The year under review was notable for the continuing low interest rate environment globally, growing levels of household debt in Canada, and unsettled international markets. In 2015-16, the Office of the Superintendent of Financial Institutions (OSFI) undertook a number of initiatives to address growing risks in these areas, and others, in order to further strengthen Canada’s system of financial regulation and supervision.

In August 2015, OSFI issued a draft Operational Risk Management guideline for public consultation. The guideline recognizes that regulated entities will have different operational risk management practices depending on such factors as their size, ownership structure, complexity of operations and risk profile. This principles-based approach to regulation gives Canadian financial institutions some flexibility in how they manage their risks, supporting effective competition.

In March 2016, OSFI issued the draft Life Insurance Capital Adequacy Test (LICAT). The LICAT is the culmination of over a decade of work undertaken to replace the current Minimum Continuing Capital and Surplus Requirements guideline, which has been in place since 1992. The draft guideline takes into account the current economic realities of the life insurance business, recent developments in actuarial and financial reporting standards as well as economic and financial practices, and international trends in solvency frameworks. OSFI will be receiving input from the industry over the summer months and expects to be able to release the guideline in final form in the fall of 2016.

The year under review saw OSFI’s continuing collaboration with our federal financial regulatory partners. During the year, I chaired four meetings of the Financial Institutions Supervisory Committee (FISC) composed of the Governor of the Bank of Canada, the Deputy Minister of Finance, the chair of the board of directors of Canada Deposit Insurance Corporation and the Commissioner of the Financial Consumer Agency of Canada. Bi-laterally, we worked with the Bank of Canada to conduct macro stress-tests and with Canada Deposit Insurance Corporation and the Department of Finance on a bail-in regime. Our strong relationships with our FISC partners continued to support Canada’s robust financial system.      

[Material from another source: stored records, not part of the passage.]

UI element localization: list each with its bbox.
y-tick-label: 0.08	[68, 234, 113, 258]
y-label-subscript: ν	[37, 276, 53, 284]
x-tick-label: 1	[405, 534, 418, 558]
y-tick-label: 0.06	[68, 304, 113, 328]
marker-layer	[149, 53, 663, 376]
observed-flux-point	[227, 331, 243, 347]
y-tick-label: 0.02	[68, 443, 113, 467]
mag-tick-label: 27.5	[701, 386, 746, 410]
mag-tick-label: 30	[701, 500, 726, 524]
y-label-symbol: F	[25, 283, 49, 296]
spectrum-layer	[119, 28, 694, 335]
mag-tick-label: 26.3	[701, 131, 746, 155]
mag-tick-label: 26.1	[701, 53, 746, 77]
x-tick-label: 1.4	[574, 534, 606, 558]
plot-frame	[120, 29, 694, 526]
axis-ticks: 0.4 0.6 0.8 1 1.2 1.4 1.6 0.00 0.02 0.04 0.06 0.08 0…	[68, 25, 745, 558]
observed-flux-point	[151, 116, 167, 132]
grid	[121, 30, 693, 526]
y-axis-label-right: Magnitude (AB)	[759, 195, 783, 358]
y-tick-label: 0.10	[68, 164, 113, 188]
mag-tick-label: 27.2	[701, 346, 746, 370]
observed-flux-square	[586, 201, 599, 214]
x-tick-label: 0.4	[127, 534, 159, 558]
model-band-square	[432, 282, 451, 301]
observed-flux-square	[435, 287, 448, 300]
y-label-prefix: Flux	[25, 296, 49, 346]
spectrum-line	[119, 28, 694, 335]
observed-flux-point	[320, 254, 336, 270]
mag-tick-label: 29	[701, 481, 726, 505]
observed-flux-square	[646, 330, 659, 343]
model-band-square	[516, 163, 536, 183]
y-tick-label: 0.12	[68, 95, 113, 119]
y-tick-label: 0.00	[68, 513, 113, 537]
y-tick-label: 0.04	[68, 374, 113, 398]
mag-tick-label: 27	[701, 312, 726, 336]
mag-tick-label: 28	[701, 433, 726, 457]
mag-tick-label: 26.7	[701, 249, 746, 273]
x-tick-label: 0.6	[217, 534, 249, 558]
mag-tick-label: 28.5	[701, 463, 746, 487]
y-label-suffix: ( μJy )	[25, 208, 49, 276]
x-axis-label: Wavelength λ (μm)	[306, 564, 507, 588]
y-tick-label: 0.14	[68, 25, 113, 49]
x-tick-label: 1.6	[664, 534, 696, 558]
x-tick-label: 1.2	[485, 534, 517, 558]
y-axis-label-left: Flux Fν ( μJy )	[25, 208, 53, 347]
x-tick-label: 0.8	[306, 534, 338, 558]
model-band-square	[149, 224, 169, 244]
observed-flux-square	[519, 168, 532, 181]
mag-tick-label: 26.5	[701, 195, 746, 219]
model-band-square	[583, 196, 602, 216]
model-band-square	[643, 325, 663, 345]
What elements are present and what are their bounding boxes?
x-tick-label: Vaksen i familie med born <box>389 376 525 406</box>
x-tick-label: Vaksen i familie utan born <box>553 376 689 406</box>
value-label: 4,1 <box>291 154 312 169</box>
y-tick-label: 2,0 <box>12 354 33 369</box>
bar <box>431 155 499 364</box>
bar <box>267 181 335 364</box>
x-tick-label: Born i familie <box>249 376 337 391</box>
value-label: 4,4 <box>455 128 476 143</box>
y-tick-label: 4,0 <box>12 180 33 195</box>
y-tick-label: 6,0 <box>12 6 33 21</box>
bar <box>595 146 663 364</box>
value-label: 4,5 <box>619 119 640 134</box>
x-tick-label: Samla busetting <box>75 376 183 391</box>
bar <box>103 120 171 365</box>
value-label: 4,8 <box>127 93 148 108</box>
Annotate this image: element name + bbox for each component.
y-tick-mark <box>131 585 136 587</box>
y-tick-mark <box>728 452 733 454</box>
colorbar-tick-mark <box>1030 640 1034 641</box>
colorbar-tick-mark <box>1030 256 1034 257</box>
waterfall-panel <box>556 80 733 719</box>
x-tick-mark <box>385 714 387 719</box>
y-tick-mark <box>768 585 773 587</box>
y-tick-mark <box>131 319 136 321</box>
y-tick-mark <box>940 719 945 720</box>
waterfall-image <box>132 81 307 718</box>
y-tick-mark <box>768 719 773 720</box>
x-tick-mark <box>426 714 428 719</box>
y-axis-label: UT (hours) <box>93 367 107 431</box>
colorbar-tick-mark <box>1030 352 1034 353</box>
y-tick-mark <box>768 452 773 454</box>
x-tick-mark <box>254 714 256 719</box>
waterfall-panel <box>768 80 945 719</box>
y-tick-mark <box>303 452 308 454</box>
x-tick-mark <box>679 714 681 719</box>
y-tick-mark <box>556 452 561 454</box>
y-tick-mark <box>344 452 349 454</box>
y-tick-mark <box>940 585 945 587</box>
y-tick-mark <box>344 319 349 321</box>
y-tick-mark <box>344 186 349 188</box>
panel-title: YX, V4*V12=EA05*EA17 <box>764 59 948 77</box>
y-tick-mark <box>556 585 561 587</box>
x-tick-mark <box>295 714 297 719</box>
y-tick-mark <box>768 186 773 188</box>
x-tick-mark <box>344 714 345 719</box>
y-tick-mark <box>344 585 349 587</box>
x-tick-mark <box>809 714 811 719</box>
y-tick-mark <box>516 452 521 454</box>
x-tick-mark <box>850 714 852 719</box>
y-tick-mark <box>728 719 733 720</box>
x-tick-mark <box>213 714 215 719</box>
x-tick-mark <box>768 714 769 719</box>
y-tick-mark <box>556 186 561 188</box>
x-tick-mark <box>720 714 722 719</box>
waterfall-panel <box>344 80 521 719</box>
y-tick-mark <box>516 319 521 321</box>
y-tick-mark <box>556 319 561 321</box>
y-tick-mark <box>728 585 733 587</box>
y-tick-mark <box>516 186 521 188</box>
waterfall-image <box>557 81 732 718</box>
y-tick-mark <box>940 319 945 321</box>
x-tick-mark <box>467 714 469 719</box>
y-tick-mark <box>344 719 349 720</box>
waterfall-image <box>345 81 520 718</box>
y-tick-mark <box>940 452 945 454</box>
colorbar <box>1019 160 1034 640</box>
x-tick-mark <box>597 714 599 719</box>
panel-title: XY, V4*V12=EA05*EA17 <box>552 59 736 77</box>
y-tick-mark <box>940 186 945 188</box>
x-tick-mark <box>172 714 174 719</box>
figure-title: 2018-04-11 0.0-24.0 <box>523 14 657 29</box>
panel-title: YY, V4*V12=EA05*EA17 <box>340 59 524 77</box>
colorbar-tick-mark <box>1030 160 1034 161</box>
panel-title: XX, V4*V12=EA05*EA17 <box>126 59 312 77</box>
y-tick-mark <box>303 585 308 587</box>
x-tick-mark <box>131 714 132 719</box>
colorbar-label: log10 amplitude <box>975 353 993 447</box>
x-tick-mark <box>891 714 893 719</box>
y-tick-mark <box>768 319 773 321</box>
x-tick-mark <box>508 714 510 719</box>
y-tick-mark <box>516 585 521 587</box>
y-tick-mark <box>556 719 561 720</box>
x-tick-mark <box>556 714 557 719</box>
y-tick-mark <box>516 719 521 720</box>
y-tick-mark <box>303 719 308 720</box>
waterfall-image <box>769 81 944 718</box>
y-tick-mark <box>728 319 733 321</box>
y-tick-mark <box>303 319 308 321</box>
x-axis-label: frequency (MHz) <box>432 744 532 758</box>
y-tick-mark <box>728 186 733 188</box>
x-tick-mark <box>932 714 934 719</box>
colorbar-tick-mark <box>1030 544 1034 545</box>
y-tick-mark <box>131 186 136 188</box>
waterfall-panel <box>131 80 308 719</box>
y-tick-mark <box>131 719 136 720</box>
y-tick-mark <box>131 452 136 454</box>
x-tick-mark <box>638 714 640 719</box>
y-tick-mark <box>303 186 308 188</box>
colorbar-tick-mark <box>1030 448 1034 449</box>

Internally, our focus continued to be on supporting a high-performing workforce. In this area, we developed a cyber security strategy and action plan, which will be implemented in the coming years. We also began migrating content into a new documents and record management system, which will ensure employees have access to the information they need when they need it. Our intranet was upgraded so that all employees can be kept informed in a timely manner of corporate news as well as well as the initiatives being worked on by their colleagues across the office.

I continue to be impressed by the sustained dedication of my OSFI colleagues. Their professionalism, knowledge and integrity greatly contribute to our collective success as Canada’s financial services regulator and supervisor.